I'm interested in the analytic solution to the problem:
$\sum_i^n a_i e^{b_i x}=c$
In the case that I'm studying all the terms $b_i<0$. I'm not sure if it is possible to invert a generic weighted average in the form:
$y=\sum_i^n a_i e^{b_i x}$
Can someone suggest me a computationally fast solution to this problem?
On
For numerical solution I vote to Eduardo's answer. I am an engineer not a mathematician. But nevertheless wanna give it a try.
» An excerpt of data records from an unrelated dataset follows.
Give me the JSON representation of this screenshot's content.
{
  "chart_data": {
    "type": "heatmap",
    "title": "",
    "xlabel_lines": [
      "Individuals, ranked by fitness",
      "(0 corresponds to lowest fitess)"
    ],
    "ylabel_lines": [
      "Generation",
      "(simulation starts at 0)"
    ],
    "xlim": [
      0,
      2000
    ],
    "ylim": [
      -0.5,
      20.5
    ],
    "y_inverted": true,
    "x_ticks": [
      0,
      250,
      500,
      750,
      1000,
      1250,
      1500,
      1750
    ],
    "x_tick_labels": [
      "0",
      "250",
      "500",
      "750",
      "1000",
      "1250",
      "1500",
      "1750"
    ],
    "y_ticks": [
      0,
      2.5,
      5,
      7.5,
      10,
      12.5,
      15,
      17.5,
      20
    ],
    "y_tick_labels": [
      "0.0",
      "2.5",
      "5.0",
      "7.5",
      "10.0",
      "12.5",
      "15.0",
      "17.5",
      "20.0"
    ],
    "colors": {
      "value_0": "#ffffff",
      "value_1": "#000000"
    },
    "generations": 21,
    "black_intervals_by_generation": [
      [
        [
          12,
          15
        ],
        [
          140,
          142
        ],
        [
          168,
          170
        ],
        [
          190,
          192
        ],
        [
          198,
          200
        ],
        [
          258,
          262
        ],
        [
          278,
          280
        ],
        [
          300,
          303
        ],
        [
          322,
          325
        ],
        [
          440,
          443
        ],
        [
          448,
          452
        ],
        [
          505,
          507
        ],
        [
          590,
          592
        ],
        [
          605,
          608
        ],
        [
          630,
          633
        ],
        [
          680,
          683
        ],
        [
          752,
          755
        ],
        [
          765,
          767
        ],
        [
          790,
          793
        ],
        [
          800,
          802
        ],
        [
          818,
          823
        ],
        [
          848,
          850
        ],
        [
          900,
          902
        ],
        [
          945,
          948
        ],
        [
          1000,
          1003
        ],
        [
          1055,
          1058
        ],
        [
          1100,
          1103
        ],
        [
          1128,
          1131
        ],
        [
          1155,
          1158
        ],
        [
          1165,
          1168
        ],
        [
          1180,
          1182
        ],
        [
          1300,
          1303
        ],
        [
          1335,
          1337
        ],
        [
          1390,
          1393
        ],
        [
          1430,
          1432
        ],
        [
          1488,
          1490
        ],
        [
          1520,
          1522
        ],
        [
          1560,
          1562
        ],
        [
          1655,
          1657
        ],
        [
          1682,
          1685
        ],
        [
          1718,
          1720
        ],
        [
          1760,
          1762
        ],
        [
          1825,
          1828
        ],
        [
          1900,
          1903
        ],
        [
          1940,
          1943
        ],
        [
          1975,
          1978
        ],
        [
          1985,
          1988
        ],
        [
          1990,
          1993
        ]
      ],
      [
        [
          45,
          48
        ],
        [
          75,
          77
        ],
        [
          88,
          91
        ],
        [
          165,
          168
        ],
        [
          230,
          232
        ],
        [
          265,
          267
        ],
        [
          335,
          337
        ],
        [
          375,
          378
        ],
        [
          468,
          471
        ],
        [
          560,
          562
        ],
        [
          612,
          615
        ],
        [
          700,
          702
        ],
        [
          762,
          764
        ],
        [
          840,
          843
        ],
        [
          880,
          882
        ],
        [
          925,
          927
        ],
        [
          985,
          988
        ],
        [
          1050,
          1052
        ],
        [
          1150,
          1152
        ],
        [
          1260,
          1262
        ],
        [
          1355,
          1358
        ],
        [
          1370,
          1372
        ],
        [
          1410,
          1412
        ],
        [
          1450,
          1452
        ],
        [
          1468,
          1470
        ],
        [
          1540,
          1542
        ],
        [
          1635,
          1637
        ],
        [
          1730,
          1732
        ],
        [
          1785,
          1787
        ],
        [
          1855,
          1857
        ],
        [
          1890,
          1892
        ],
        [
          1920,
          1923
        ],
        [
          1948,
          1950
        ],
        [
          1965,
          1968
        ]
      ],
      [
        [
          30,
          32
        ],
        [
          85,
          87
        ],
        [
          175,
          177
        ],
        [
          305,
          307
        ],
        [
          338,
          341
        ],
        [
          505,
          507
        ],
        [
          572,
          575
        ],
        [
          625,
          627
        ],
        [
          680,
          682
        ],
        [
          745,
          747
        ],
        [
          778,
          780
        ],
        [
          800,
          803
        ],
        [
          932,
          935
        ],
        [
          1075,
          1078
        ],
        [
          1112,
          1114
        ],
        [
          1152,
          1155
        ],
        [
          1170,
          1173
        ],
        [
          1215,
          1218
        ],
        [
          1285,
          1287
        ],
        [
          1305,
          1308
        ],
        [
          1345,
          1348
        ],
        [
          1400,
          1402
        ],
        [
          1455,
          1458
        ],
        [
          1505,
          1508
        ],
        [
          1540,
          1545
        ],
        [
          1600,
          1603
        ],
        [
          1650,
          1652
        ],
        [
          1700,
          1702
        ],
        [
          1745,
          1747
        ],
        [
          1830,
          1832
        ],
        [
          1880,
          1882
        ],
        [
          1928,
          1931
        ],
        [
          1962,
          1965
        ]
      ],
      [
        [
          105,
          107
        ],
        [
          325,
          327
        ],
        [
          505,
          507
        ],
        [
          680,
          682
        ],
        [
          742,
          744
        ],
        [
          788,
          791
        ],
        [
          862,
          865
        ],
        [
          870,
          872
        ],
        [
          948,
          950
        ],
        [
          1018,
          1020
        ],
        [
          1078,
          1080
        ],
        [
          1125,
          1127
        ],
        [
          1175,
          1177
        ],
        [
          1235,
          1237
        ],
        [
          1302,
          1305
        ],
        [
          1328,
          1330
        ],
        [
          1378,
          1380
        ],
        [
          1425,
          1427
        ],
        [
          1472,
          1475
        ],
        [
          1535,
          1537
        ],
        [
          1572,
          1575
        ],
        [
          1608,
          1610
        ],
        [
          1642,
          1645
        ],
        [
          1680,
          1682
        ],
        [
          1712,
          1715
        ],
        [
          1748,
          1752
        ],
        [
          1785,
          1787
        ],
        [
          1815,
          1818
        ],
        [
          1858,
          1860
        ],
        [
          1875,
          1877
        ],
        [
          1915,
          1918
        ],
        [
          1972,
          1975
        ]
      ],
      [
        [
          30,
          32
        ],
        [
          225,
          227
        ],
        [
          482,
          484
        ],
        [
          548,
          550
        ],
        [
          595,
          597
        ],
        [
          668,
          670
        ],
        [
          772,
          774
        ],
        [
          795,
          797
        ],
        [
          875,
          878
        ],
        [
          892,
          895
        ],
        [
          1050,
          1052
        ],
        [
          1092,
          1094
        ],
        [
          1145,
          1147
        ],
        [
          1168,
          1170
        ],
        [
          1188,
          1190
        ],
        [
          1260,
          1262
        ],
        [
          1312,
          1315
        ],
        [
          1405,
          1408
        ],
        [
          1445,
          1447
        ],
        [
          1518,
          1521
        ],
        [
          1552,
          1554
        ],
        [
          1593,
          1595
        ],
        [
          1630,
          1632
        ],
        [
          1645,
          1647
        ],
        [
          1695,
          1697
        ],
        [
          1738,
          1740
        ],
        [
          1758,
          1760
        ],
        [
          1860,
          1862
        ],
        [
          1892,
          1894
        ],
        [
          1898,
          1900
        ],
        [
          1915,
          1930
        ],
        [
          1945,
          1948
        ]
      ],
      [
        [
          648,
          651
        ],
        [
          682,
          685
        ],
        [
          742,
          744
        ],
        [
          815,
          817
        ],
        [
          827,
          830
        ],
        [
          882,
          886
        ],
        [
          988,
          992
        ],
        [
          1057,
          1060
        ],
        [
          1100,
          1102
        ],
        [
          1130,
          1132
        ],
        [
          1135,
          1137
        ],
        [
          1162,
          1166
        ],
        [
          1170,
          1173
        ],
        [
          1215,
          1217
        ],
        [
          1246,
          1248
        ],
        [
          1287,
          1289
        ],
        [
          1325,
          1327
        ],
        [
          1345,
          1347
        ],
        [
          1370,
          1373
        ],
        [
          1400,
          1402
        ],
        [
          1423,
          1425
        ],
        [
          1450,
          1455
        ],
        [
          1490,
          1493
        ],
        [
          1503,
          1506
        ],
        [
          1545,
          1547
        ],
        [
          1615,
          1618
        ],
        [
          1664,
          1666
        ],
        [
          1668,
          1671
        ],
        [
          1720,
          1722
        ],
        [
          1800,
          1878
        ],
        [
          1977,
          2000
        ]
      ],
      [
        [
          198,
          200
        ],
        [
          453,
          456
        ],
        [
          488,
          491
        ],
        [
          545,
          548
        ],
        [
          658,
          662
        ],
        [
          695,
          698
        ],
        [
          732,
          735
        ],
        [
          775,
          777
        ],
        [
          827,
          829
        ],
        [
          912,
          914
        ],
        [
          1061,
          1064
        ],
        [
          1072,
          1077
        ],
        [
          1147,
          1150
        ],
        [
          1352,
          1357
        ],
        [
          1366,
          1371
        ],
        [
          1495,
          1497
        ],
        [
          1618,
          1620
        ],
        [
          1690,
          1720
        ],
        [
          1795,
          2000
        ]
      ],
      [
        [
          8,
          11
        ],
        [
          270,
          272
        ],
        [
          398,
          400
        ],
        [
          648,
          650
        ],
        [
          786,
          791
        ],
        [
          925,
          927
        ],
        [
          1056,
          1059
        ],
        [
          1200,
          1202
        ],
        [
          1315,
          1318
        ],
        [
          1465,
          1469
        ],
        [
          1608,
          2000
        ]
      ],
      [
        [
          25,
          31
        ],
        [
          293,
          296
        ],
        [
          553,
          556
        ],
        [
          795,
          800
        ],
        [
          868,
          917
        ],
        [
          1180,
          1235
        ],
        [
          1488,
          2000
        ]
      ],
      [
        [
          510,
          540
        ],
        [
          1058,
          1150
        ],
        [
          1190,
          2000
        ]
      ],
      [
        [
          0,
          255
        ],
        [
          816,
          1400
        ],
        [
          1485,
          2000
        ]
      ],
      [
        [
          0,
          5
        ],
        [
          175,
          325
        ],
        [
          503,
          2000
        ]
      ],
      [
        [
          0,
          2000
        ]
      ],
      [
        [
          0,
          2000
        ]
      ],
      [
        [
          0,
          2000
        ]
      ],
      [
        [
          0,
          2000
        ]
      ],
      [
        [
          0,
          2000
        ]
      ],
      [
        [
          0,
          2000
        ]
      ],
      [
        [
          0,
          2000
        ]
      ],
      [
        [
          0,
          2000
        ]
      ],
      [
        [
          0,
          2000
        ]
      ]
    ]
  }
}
For analytical solution, the simplest I can think of fitting b values and a values into curves as functions and then maybe
$\int_i^n(a(y)k^{b(y)},dy)= c(n-i)$ , where $k:=e^x$
You can rewrite you problem by letting $k :=e^x$:
$$\begin{align} \sum_i a_ie^{b_i x} = \sum_i a_i \left(e^x \right)^{b_i} = \sum_i a_i k^{b_i} \end{align}$$.
Now you want to solve the following equation for $k$:
$$\sum_i a_i k^{b_i} = c$$
According to Abel–Ruffini theorem, there is no way to solve this equation putting $k$ in one side of the equation and all the rest on the other (you can't isolate the $k$) if your polynomial is of degree 5 or higher.